In Bayern sei die Situation aber noch weitgehend ruhig geblieben, betonten Hermann und Körner. In Bamberg wurde ein Mitglied der Bandidos von einem offensichtlich verfeindeten Rocker niedergestochen. In Fürstenfeldbruck schlugen zwei Bandidos ein Mitglied der Gringos MC brutal zusammen. Der Grund für die "relative Ruhe" sei, dass viele Mitglieder beider großer Clubs früher zur Rockergruppe Gremium MC gehört hätten, sagte Körner. "Die Leute kennen sich und das führt zu Hemmungen in der Konfliktsituation."

Derzeit gruppieren sich laut Verfassungsschutz aber zunehmend neue Mitglieder aus der Kampfsport- und Türsteherszene. Außerdem machen neue Gruppen wer Median Empire MC in Nürnberg und der Vendetta MC und rockerähnliche Gruppen den etablierten Clubs Gebietsansprüche streitig. Konflikte seien nicht auszuschließen, sagte Hermann. "Die potenzielle Gefahr ist uns bewusst."

Islamistischer Extremismus

Mit zunehmender Sorge betrachten die Verfassungsschützer auch die verstärkte Propaganda von radikalen Islamisten in Bayern. In den vergangenen Monaten hätten ultrakonservative, salafistische Prediger deutlich mehr Vorträge in Bayern gehalten, unter anderem in Moscheen in München, Augsburg, Regensburg und Bayreuth, sagte Hermann. Seit Herbst 2011 würden die Salafisten außerdem an Infotischen in Fußgängerzonen Koranexemplare verteilen.

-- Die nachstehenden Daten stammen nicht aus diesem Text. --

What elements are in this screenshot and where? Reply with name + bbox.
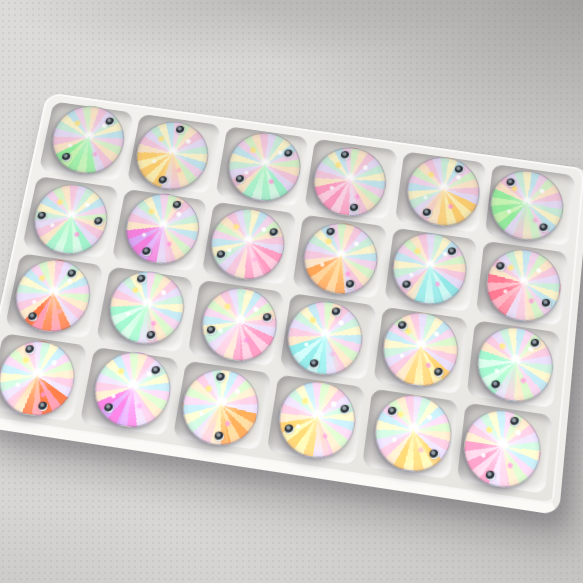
rhinestone	[460, 405, 544, 493]
facet-highlight	[191, 277, 287, 371]
facet-highlight	[49, 104, 127, 175]
rhinestone	[283, 296, 368, 380]
tray-compartment	[173, 361, 272, 451]
rhinestone	[309, 143, 390, 221]
rhinestone	[130, 117, 213, 194]
sew-hole	[542, 298, 552, 308]
rhinestone	[27, 180, 113, 259]
facet-highlight	[0, 333, 83, 424]
rhinestone	[88, 347, 176, 433]
sew-hole	[331, 307, 341, 317]
facet-highlight	[13, 255, 93, 336]
sew-hole	[350, 203, 360, 213]
sew-hole	[510, 417, 520, 428]
facet-highlight	[276, 379, 358, 461]
sew-hole	[37, 211, 47, 221]
sew-hole	[448, 247, 458, 257]
sew-hole	[93, 217, 103, 227]
tray-compartment	[267, 374, 365, 464]
rhinestone	[205, 204, 289, 284]
tray-compartment	[22, 176, 119, 259]
sew-hole	[387, 406, 397, 417]
facet-highlight	[136, 121, 208, 191]
facet-highlight	[492, 170, 563, 240]
sew-hole	[172, 200, 182, 210]
sew-hole	[146, 330, 157, 340]
sew-hole	[530, 339, 540, 349]
facet-highlight	[456, 401, 550, 498]
facet-highlight	[311, 145, 388, 219]
sew-hole	[496, 262, 506, 272]
facet-highlight	[102, 266, 190, 350]
tray-compartment	[280, 293, 376, 380]
sew-hole	[216, 250, 226, 260]
rhinestone	[120, 189, 205, 269]
sew-hole	[491, 380, 501, 390]
rhinestone	[299, 218, 382, 299]
sew-hole	[455, 165, 465, 174]
rhinestone	[177, 364, 264, 450]
facet-highlight	[467, 316, 564, 413]
sew-hole	[434, 367, 444, 377]
sew-hole	[346, 280, 356, 290]
sew-hole	[150, 366, 161, 376]
tray-compartment	[362, 388, 459, 479]
rhinestone	[474, 322, 557, 407]
tray-compartment	[476, 241, 568, 326]
rhinestone	[487, 166, 567, 245]
sew-hole	[429, 449, 439, 460]
sew-hole	[37, 401, 48, 411]
tray-compartment	[457, 402, 553, 494]
sew-hole	[284, 149, 294, 158]
tray-compartment	[39, 101, 134, 181]
rhinestone	[274, 376, 360, 463]
tray-compartment	[216, 126, 309, 207]
tray-compartment	[202, 202, 297, 286]
sew-hole	[506, 178, 516, 187]
rhinestone	[103, 266, 189, 349]
rhinestone	[371, 390, 456, 477]
facet-highlight	[221, 126, 307, 207]
sew-hole	[340, 404, 350, 414]
facet-highlight	[176, 363, 265, 451]
sew-hole	[398, 321, 408, 331]
tray-compartment	[466, 320, 560, 408]
rhinestone	[9, 255, 96, 337]
facet-highlight	[120, 189, 204, 269]
sew-hole	[423, 208, 433, 218]
rhinestone	[0, 336, 81, 421]
sew-hole	[104, 118, 114, 127]
facet-highlight	[379, 307, 462, 391]
sew-hole	[104, 403, 115, 413]
rhinestone	[483, 245, 564, 327]
photo-scene	[0, 0, 583, 583]
facet-highlight	[209, 207, 286, 282]
tray-compartment	[0, 333, 88, 422]
sew-hole	[485, 470, 495, 481]
sew-hole	[67, 269, 78, 279]
tray-compartment	[485, 164, 576, 246]
sew-hole	[262, 312, 272, 322]
sew-hole	[216, 372, 227, 382]
sew-hole	[142, 247, 152, 257]
facet-highlight	[479, 240, 569, 330]
sew-hole	[326, 228, 336, 238]
tray-compartment	[395, 151, 486, 233]
sew-hole	[269, 228, 279, 238]
facet-highlight	[369, 389, 458, 477]
tray-compartment	[305, 139, 397, 220]
tray-compartment	[293, 215, 387, 299]
sew-hole	[539, 223, 549, 233]
facet-highlight	[288, 302, 361, 374]
rhinestone	[379, 307, 463, 391]
tray-compartment	[373, 307, 468, 395]
rhinestone	[223, 128, 305, 206]
sew-hole	[176, 125, 186, 134]
facet-highlight	[398, 148, 489, 236]
tray-compartment	[80, 347, 180, 436]
tray-compartment	[127, 114, 221, 194]
sew-hole	[158, 176, 168, 185]
rhinestone	[46, 101, 130, 178]
tray-compartment	[384, 228, 477, 313]
facet-highlight	[24, 176, 116, 262]
rhinestone	[196, 283, 281, 366]
sew-hole	[61, 152, 71, 161]
facet-highlight	[390, 229, 470, 308]
tray-compartment	[96, 266, 194, 352]
sew-hole	[309, 359, 319, 369]
sew-hole	[402, 280, 412, 290]
sew-hole	[340, 151, 350, 160]
rhinestone	[389, 228, 471, 309]
sew-hole	[235, 175, 245, 184]
sew-hole	[284, 424, 295, 435]
tray-compartment	[112, 189, 208, 272]
tray-compartment	[188, 280, 285, 367]
facet-highlight	[93, 349, 173, 431]
sew-hole	[214, 431, 225, 442]
sew-hole	[206, 326, 216, 336]
sew-hole	[25, 345, 36, 355]
facet-highlight	[297, 217, 384, 301]
rhinestone	[403, 152, 483, 230]
sew-hole	[137, 275, 147, 285]
sew-hole	[27, 312, 38, 322]
tray-compartment	[5, 253, 104, 339]
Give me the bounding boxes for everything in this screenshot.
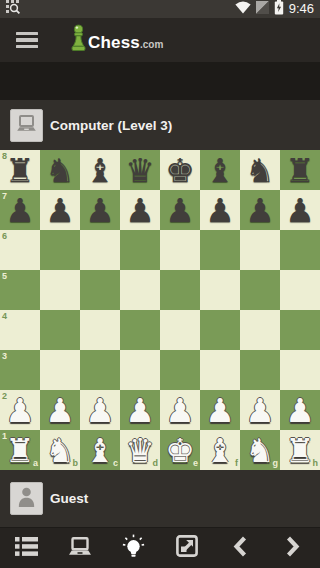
white-queen-d1[interactable]: ♛ [125, 434, 155, 467]
green-pawn-icon [70, 24, 87, 56]
white-knight-g1[interactable]: ♞ [245, 434, 275, 467]
black-king-e8[interactable]: ♚ [165, 154, 195, 187]
move-list-button[interactable] [7, 532, 47, 564]
player-name: Guest [50, 491, 88, 506]
square-c6[interactable] [80, 230, 120, 270]
square-g5[interactable] [240, 270, 280, 310]
black-pawn-b7[interactable]: ♟ [45, 194, 75, 227]
move-list-icon [15, 537, 38, 560]
square-e4[interactable] [160, 310, 200, 350]
square-h8[interactable]: ♜ [280, 150, 320, 190]
player-row[interactable]: Guest [0, 470, 320, 527]
square-a1[interactable]: 1a♜ [0, 430, 40, 470]
square-h5[interactable] [280, 270, 320, 310]
white-pawn-d2[interactable]: ♟ [125, 394, 155, 427]
no-sim-icon [256, 0, 269, 18]
square-d3[interactable] [120, 350, 160, 390]
square-b2[interactable]: ♟ [40, 390, 80, 430]
square-e5[interactable] [160, 270, 200, 310]
square-d4[interactable] [120, 310, 160, 350]
square-e2[interactable]: ♟ [160, 390, 200, 430]
square-a8[interactable]: 8♜ [0, 150, 40, 190]
square-d6[interactable] [120, 230, 160, 270]
file-label-h: h [313, 459, 319, 468]
square-g6[interactable] [240, 230, 280, 270]
forward-button[interactable] [273, 532, 313, 564]
square-f6[interactable] [200, 230, 240, 270]
status-bar: 9:46 [0, 0, 320, 18]
black-knight-g8[interactable]: ♞ [245, 154, 275, 187]
white-pawn-g2[interactable]: ♟ [245, 394, 275, 427]
square-g7[interactable]: ♟ [240, 190, 280, 230]
computer-button[interactable] [60, 532, 100, 564]
square-b5[interactable] [40, 270, 80, 310]
white-pawn-f2[interactable]: ♟ [205, 394, 235, 427]
chevron-right-icon [286, 536, 300, 561]
square-a4[interactable]: 4 [0, 310, 40, 350]
square-d8[interactable]: ♛ [120, 150, 160, 190]
opponent-name: Computer (Level 3) [50, 118, 172, 133]
file-label-g: g [273, 459, 279, 468]
black-pawn-a7[interactable]: ♟ [5, 194, 35, 227]
square-d5[interactable] [120, 270, 160, 310]
white-rook-a1[interactable]: ♜ [5, 434, 35, 467]
black-pawn-h7[interactable]: ♟ [285, 194, 315, 227]
back-button[interactable] [220, 532, 260, 564]
clock-time: 9:46 [289, 0, 314, 18]
square-f4[interactable] [200, 310, 240, 350]
square-d2[interactable]: ♟ [120, 390, 160, 430]
square-a5[interactable]: 5 [0, 270, 40, 310]
black-pawn-c7[interactable]: ♟ [85, 194, 115, 227]
square-b4[interactable] [40, 310, 80, 350]
square-h3[interactable] [280, 350, 320, 390]
black-pawn-d7[interactable]: ♟ [125, 194, 155, 227]
square-e3[interactable] [160, 350, 200, 390]
square-e7[interactable]: ♟ [160, 190, 200, 230]
opponent-row[interactable]: Computer (Level 3) [0, 100, 320, 150]
square-h2[interactable]: ♟ [280, 390, 320, 430]
square-f1[interactable]: f♝ [200, 430, 240, 470]
square-f7[interactable]: ♟ [200, 190, 240, 230]
black-rook-h8[interactable]: ♜ [285, 154, 315, 187]
nav-header: Chess .com [0, 18, 320, 62]
black-knight-b8[interactable]: ♞ [45, 154, 75, 187]
square-g3[interactable] [240, 350, 280, 390]
white-knight-b1[interactable]: ♞ [45, 434, 75, 467]
square-b1[interactable]: b♞ [40, 430, 80, 470]
square-b8[interactable]: ♞ [40, 150, 80, 190]
square-c5[interactable] [80, 270, 120, 310]
opponent-avatar [10, 109, 43, 142]
square-e8[interactable]: ♚ [160, 150, 200, 190]
wifi-icon [235, 0, 251, 18]
white-pawn-e2[interactable]: ♟ [165, 394, 195, 427]
chevron-left-icon [233, 536, 247, 561]
square-b6[interactable] [40, 230, 80, 270]
laptop-icon [68, 537, 92, 560]
logo-tld-text: .com [140, 34, 163, 56]
black-pawn-e7[interactable]: ♟ [165, 194, 195, 227]
bottom-toolbar [0, 527, 320, 568]
white-pawn-b2[interactable]: ♟ [45, 394, 75, 427]
black-pawn-g7[interactable]: ♟ [245, 194, 275, 227]
square-b3[interactable] [40, 350, 80, 390]
file-label-f: f [235, 459, 238, 468]
flip-board-button[interactable] [167, 532, 207, 564]
rank-label-8: 8 [2, 152, 7, 161]
hamburger-menu-icon[interactable] [16, 32, 38, 49]
square-e1[interactable]: e♚ [160, 430, 200, 470]
screen-capture-icon [6, 0, 20, 18]
lightbulb-icon [122, 534, 145, 563]
rank-label-1: 1 [2, 432, 7, 441]
square-c1[interactable]: c♝ [80, 430, 120, 470]
rank-label-6: 6 [2, 232, 7, 241]
square-c4[interactable] [80, 310, 120, 350]
black-rook-a8[interactable]: ♜ [5, 154, 35, 187]
rank-label-3: 3 [2, 352, 7, 361]
square-a2[interactable]: 2♟ [0, 390, 40, 430]
white-bishop-c1[interactable]: ♝ [85, 434, 115, 467]
square-b7[interactable]: ♟ [40, 190, 80, 230]
square-d7[interactable]: ♟ [120, 190, 160, 230]
hint-button[interactable] [113, 532, 153, 564]
square-c7[interactable]: ♟ [80, 190, 120, 230]
square-g4[interactable] [240, 310, 280, 350]
white-pawn-a2[interactable]: ♟ [5, 394, 35, 427]
file-label-c: c [113, 459, 118, 468]
flip-board-icon [176, 535, 198, 561]
battery-charging-icon [274, 0, 284, 19]
square-c3[interactable] [80, 350, 120, 390]
square-e6[interactable] [160, 230, 200, 270]
player-avatar [10, 482, 43, 515]
square-f3[interactable] [200, 350, 240, 390]
white-bishop-f1[interactable]: ♝ [205, 434, 235, 467]
content-gap [0, 62, 320, 100]
square-h7[interactable]: ♟ [280, 190, 320, 230]
square-f8[interactable]: ♝ [200, 150, 240, 190]
file-label-b: b [73, 459, 79, 468]
white-pawn-c2[interactable]: ♟ [85, 394, 115, 427]
chesscom-logo[interactable]: Chess .com [70, 24, 163, 56]
black-pawn-f7[interactable]: ♟ [205, 194, 235, 227]
person-icon [17, 486, 36, 511]
square-h6[interactable] [280, 230, 320, 270]
square-c8[interactable]: ♝ [80, 150, 120, 190]
rank-label-2: 2 [2, 392, 7, 401]
logo-brand-text: Chess [88, 30, 140, 56]
rank-label-7: 7 [2, 192, 7, 201]
white-king-e1[interactable]: ♚ [165, 434, 195, 467]
square-a6[interactable]: 6 [0, 230, 40, 270]
file-label-e: e [193, 459, 198, 468]
black-queen-d8[interactable]: ♛ [125, 154, 155, 187]
white-pawn-h2[interactable]: ♟ [285, 394, 315, 427]
square-a3[interactable]: 3 [0, 350, 40, 390]
square-c2[interactable]: ♟ [80, 390, 120, 430]
square-g1[interactable]: g♞ [240, 430, 280, 470]
rank-label-4: 4 [2, 312, 7, 321]
file-label-a: a [33, 459, 38, 468]
black-bishop-c8[interactable]: ♝ [85, 154, 115, 187]
square-d1[interactable]: d♛ [120, 430, 160, 470]
square-a7[interactable]: 7♟ [0, 190, 40, 230]
square-g8[interactable]: ♞ [240, 150, 280, 190]
chess-board[interactable]: 8♜♞♝♛♚♝♞♜7♟♟♟♟♟♟♟♟65432♟♟♟♟♟♟♟♟1a♜b♞c♝d♛… [0, 150, 320, 470]
black-bishop-f8[interactable]: ♝ [205, 154, 235, 187]
computer-icon [16, 115, 37, 136]
square-f5[interactable] [200, 270, 240, 310]
rank-label-5: 5 [2, 272, 7, 281]
file-label-d: d [153, 459, 159, 468]
square-h4[interactable] [280, 310, 320, 350]
chess-app-screen: 9:46 Chess .com [0, 0, 320, 568]
square-f2[interactable]: ♟ [200, 390, 240, 430]
white-rook-h1[interactable]: ♜ [285, 434, 315, 467]
square-h1[interactable]: h♜ [280, 430, 320, 470]
square-g2[interactable]: ♟ [240, 390, 280, 430]
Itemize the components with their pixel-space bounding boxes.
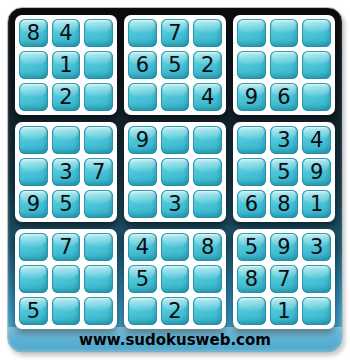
cell-r8c5[interactable] [161, 265, 190, 293]
cell-r4c4[interactable]: 9 [128, 126, 157, 154]
box-5: 93 [124, 122, 226, 222]
cell-r6c5[interactable]: 3 [161, 190, 190, 218]
cell-r1c1[interactable]: 8 [19, 19, 48, 47]
cell-r6c9[interactable]: 1 [302, 190, 331, 218]
cell-r3c3[interactable] [84, 83, 113, 111]
cell-r3c2[interactable]: 2 [52, 83, 81, 111]
box-6: 3459681 [233, 122, 335, 222]
cell-r1c8[interactable] [270, 19, 299, 47]
cell-r4c9[interactable]: 4 [302, 126, 331, 154]
cell-r3c6[interactable]: 4 [193, 83, 222, 111]
given-digit: 8 [27, 23, 40, 44]
cell-r3c7[interactable]: 9 [237, 83, 266, 111]
cell-r6c4[interactable] [128, 190, 157, 218]
cell-r7c5[interactable] [161, 233, 190, 261]
given-digit: 9 [27, 194, 40, 215]
given-digit: 1 [277, 301, 290, 322]
given-digit: 1 [310, 194, 323, 215]
cell-r5c3[interactable]: 7 [84, 158, 113, 186]
given-digit: 2 [59, 87, 72, 108]
given-digit: 8 [245, 269, 258, 290]
cell-r2c7[interactable] [237, 51, 266, 79]
cell-r9c3[interactable] [84, 297, 113, 325]
sudoku-board-frame: 841276524963795933459681754852593871 www… [7, 7, 343, 353]
box-9: 593871 [233, 229, 335, 329]
given-digit: 3 [59, 162, 72, 183]
cell-r8c1[interactable] [19, 265, 48, 293]
given-digit: 3 [168, 194, 181, 215]
given-digit: 9 [245, 87, 258, 108]
cell-r1c2[interactable]: 4 [52, 19, 81, 47]
cell-r1c3[interactable] [84, 19, 113, 47]
cell-r6c8[interactable]: 8 [270, 190, 299, 218]
cell-r2c4[interactable]: 6 [128, 51, 157, 79]
cell-r2c1[interactable] [19, 51, 48, 79]
cell-r1c7[interactable] [237, 19, 266, 47]
cell-r9c2[interactable] [52, 297, 81, 325]
cell-r6c2[interactable]: 5 [52, 190, 81, 218]
cell-r1c4[interactable] [128, 19, 157, 47]
cell-r3c8[interactable]: 6 [270, 83, 299, 111]
cell-r6c7[interactable]: 6 [237, 190, 266, 218]
cell-r8c7[interactable]: 8 [237, 265, 266, 293]
box-3: 96 [233, 15, 335, 115]
cell-r7c7[interactable]: 5 [237, 233, 266, 261]
box-8: 4852 [124, 229, 226, 329]
cell-r4c6[interactable] [193, 126, 222, 154]
given-digit: 7 [59, 237, 72, 258]
cell-r4c7[interactable] [237, 126, 266, 154]
cell-r5c8[interactable]: 5 [270, 158, 299, 186]
website-url: www.sudokusweb.com [8, 327, 342, 352]
given-digit: 6 [245, 194, 258, 215]
given-digit: 3 [277, 130, 290, 151]
cell-r9c8[interactable]: 1 [270, 297, 299, 325]
given-digit: 5 [136, 269, 149, 290]
given-digit: 8 [277, 194, 290, 215]
box-2: 76524 [124, 15, 226, 115]
given-digit: 4 [136, 237, 149, 258]
given-digit: 7 [168, 23, 181, 44]
cell-r6c6[interactable] [193, 190, 222, 218]
cell-r4c3[interactable] [84, 126, 113, 154]
cell-r3c9[interactable] [302, 83, 331, 111]
given-digit: 6 [277, 87, 290, 108]
given-digit: 7 [277, 269, 290, 290]
cell-r4c8[interactable]: 3 [270, 126, 299, 154]
given-digit: 8 [201, 237, 214, 258]
cell-r8c8[interactable]: 7 [270, 265, 299, 293]
cell-r2c3[interactable] [84, 51, 113, 79]
cell-r7c3[interactable] [84, 233, 113, 261]
cell-r2c6[interactable]: 2 [193, 51, 222, 79]
given-digit: 4 [310, 130, 323, 151]
cell-r1c5[interactable]: 7 [161, 19, 190, 47]
cell-r3c1[interactable] [19, 83, 48, 111]
cell-r7c1[interactable] [19, 233, 48, 261]
cell-r9c4[interactable] [128, 297, 157, 325]
cell-r5c2[interactable]: 3 [52, 158, 81, 186]
given-digit: 4 [201, 87, 214, 108]
cell-r6c1[interactable]: 9 [19, 190, 48, 218]
cell-r4c2[interactable] [52, 126, 81, 154]
cell-r5c6[interactable] [193, 158, 222, 186]
cell-r4c5[interactable] [161, 126, 190, 154]
cell-r7c4[interactable]: 4 [128, 233, 157, 261]
cell-r5c1[interactable] [19, 158, 48, 186]
cell-r2c9[interactable] [302, 51, 331, 79]
given-digit: 9 [277, 237, 290, 258]
given-digit: 5 [245, 237, 258, 258]
cell-r8c4[interactable]: 5 [128, 265, 157, 293]
given-digit: 7 [92, 162, 105, 183]
cell-r9c7[interactable] [237, 297, 266, 325]
given-digit: 2 [168, 301, 181, 322]
cell-r1c9[interactable] [302, 19, 331, 47]
cell-r7c8[interactable]: 9 [270, 233, 299, 261]
cell-r7c9[interactable]: 3 [302, 233, 331, 261]
cell-r5c5[interactable] [161, 158, 190, 186]
cell-r8c6[interactable] [193, 265, 222, 293]
given-digit: 5 [27, 301, 40, 322]
cell-r2c2[interactable]: 1 [52, 51, 81, 79]
cell-r2c8[interactable] [270, 51, 299, 79]
given-digit: 5 [277, 162, 290, 183]
cell-r3c4[interactable] [128, 83, 157, 111]
cell-r2c5[interactable]: 5 [161, 51, 190, 79]
box-4: 3795 [15, 122, 117, 222]
cell-r9c1[interactable]: 5 [19, 297, 48, 325]
cell-r8c3[interactable] [84, 265, 113, 293]
given-digit: 1 [59, 55, 72, 76]
cell-r6c3[interactable] [84, 190, 113, 218]
cell-r8c9[interactable] [302, 265, 331, 293]
given-digit: 5 [168, 55, 181, 76]
cell-r7c6[interactable]: 8 [193, 233, 222, 261]
cell-r5c9[interactable]: 9 [302, 158, 331, 186]
given-digit: 4 [59, 23, 72, 44]
box-1: 8412 [15, 15, 117, 115]
given-digit: 9 [310, 162, 323, 183]
given-digit: 3 [310, 237, 323, 258]
given-digit: 9 [136, 130, 149, 151]
sudoku-grid: 841276524963795933459681754852593871 [8, 8, 342, 329]
cell-r1c6[interactable] [193, 19, 222, 47]
cell-r9c6[interactable] [193, 297, 222, 325]
cell-r8c2[interactable] [52, 265, 81, 293]
cell-r7c2[interactable]: 7 [52, 233, 81, 261]
given-digit: 6 [136, 55, 149, 76]
cell-r9c9[interactable] [302, 297, 331, 325]
given-digit: 5 [59, 194, 72, 215]
cell-r4c1[interactable] [19, 126, 48, 154]
box-7: 75 [15, 229, 117, 329]
cell-r5c7[interactable] [237, 158, 266, 186]
cell-r3c5[interactable] [161, 83, 190, 111]
cell-r5c4[interactable] [128, 158, 157, 186]
given-digit: 2 [201, 55, 214, 76]
cell-r9c5[interactable]: 2 [161, 297, 190, 325]
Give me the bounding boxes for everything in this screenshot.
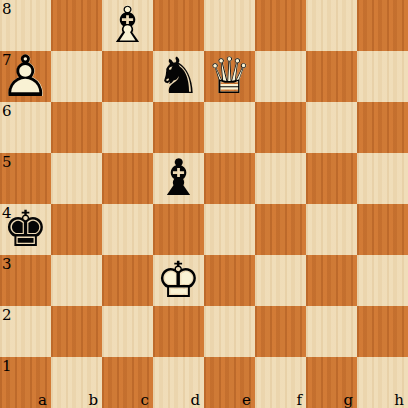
square-b4[interactable] <box>51 204 102 255</box>
white-queen[interactable]: ♛♕ <box>204 51 255 102</box>
square-e4[interactable] <box>204 204 255 255</box>
square-g8[interactable] <box>306 0 357 51</box>
rank-label-1: 1 <box>2 357 12 376</box>
square-a4[interactable]: 4♚ <box>0 204 51 255</box>
square-g7[interactable] <box>306 51 357 102</box>
square-f4[interactable] <box>255 204 306 255</box>
square-e2[interactable] <box>204 306 255 357</box>
rank-label-8: 8 <box>2 0 12 19</box>
chess-diagram: 8♝♗7♟♙♞♛♕65♝4♚3♚♔21abcdefgh <box>0 0 408 408</box>
file-label-c: c <box>141 392 149 408</box>
square-c1[interactable]: c <box>102 357 153 408</box>
file-label-d: d <box>190 392 200 408</box>
square-g4[interactable] <box>306 204 357 255</box>
file-label-g: g <box>343 392 353 408</box>
square-h3[interactable] <box>357 255 408 306</box>
square-f1[interactable]: f <box>255 357 306 408</box>
square-b6[interactable] <box>51 102 102 153</box>
square-g6[interactable] <box>306 102 357 153</box>
white-bishop-glyph: ♗ <box>102 0 153 51</box>
square-a5[interactable]: 5 <box>0 153 51 204</box>
square-c4[interactable] <box>102 204 153 255</box>
square-e6[interactable] <box>204 102 255 153</box>
square-f7[interactable] <box>255 51 306 102</box>
square-f6[interactable] <box>255 102 306 153</box>
square-h8[interactable] <box>357 0 408 51</box>
square-e1[interactable]: e <box>204 357 255 408</box>
square-a3[interactable]: 3 <box>0 255 51 306</box>
file-label-a: a <box>38 392 47 408</box>
square-f2[interactable] <box>255 306 306 357</box>
square-b2[interactable] <box>51 306 102 357</box>
square-b7[interactable] <box>51 51 102 102</box>
black-knight-glyph: ♞ <box>153 51 204 102</box>
square-h1[interactable]: h <box>357 357 408 408</box>
black-knight[interactable]: ♞ <box>153 51 204 102</box>
square-a1[interactable]: 1a <box>0 357 51 408</box>
square-c3[interactable] <box>102 255 153 306</box>
square-c2[interactable] <box>102 306 153 357</box>
square-g5[interactable] <box>306 153 357 204</box>
square-e5[interactable] <box>204 153 255 204</box>
square-d3[interactable]: ♚♔ <box>153 255 204 306</box>
square-c7[interactable] <box>102 51 153 102</box>
square-a7[interactable]: 7♟♙ <box>0 51 51 102</box>
square-d6[interactable] <box>153 102 204 153</box>
file-label-h: h <box>394 392 404 408</box>
square-d7[interactable]: ♞ <box>153 51 204 102</box>
rank-label-2: 2 <box>2 306 12 325</box>
square-g3[interactable] <box>306 255 357 306</box>
square-f3[interactable] <box>255 255 306 306</box>
square-h2[interactable] <box>357 306 408 357</box>
square-d4[interactable] <box>153 204 204 255</box>
file-label-f: f <box>296 392 302 408</box>
file-label-b: b <box>88 392 98 408</box>
rank-label-3: 3 <box>2 255 12 274</box>
rank-label-5: 5 <box>2 153 12 172</box>
square-h5[interactable] <box>357 153 408 204</box>
square-e8[interactable] <box>204 0 255 51</box>
white-king[interactable]: ♚♔ <box>153 255 204 306</box>
square-b3[interactable] <box>51 255 102 306</box>
square-a2[interactable]: 2 <box>0 306 51 357</box>
square-h6[interactable] <box>357 102 408 153</box>
square-h4[interactable] <box>357 204 408 255</box>
square-d5[interactable]: ♝ <box>153 153 204 204</box>
square-c5[interactable] <box>102 153 153 204</box>
square-b5[interactable] <box>51 153 102 204</box>
white-king-glyph: ♔ <box>153 255 204 306</box>
square-d8[interactable] <box>153 0 204 51</box>
square-e7[interactable]: ♛♕ <box>204 51 255 102</box>
black-bishop-glyph: ♝ <box>153 153 204 204</box>
square-c6[interactable] <box>102 102 153 153</box>
square-c8[interactable]: ♝♗ <box>102 0 153 51</box>
square-f5[interactable] <box>255 153 306 204</box>
white-queen-glyph: ♕ <box>204 51 255 102</box>
rank-label-6: 6 <box>2 102 12 121</box>
white-bishop[interactable]: ♝♗ <box>102 0 153 51</box>
rank-label-4: 4 <box>2 204 12 223</box>
black-bishop[interactable]: ♝ <box>153 153 204 204</box>
square-b1[interactable]: b <box>51 357 102 408</box>
square-b8[interactable] <box>51 0 102 51</box>
rank-label-7: 7 <box>2 51 12 70</box>
square-d2[interactable] <box>153 306 204 357</box>
file-label-e: e <box>242 392 251 408</box>
square-d1[interactable]: d <box>153 357 204 408</box>
chess-board: 8♝♗7♟♙♞♛♕65♝4♚3♚♔21abcdefgh <box>0 0 408 408</box>
square-g2[interactable] <box>306 306 357 357</box>
square-g1[interactable]: g <box>306 357 357 408</box>
square-a6[interactable]: 6 <box>0 102 51 153</box>
square-h7[interactable] <box>357 51 408 102</box>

Zwar sei die Missionierung an sich noch nicht strafbar, sagte Herrmann, aber oftmals würden die Prediger diese Situation zum Einstieg nutzen. "Die Indoktrination bei Salafismus-Veranstaltungen führt in vielen Fällen dazu, dass sich Teilnehmer massiv radikalisieren." Bei bisher bekannten Planungen und Anschlägen von Islamisten habe der Salafismus immer den "geistigen Nährboden" geliefert.

Derzeit werden in Bayern rund 450 Menschen der Bewegung zugerechnet. Auch bei gewalttätigen Übergriffen von Salafisten auf Polizisten in Bonn im Mai waren laut Verfassungsschutz bayerische Islamisten beteiligt. "Das betrachten wir mit zunehmender Sorge", sagte Körner.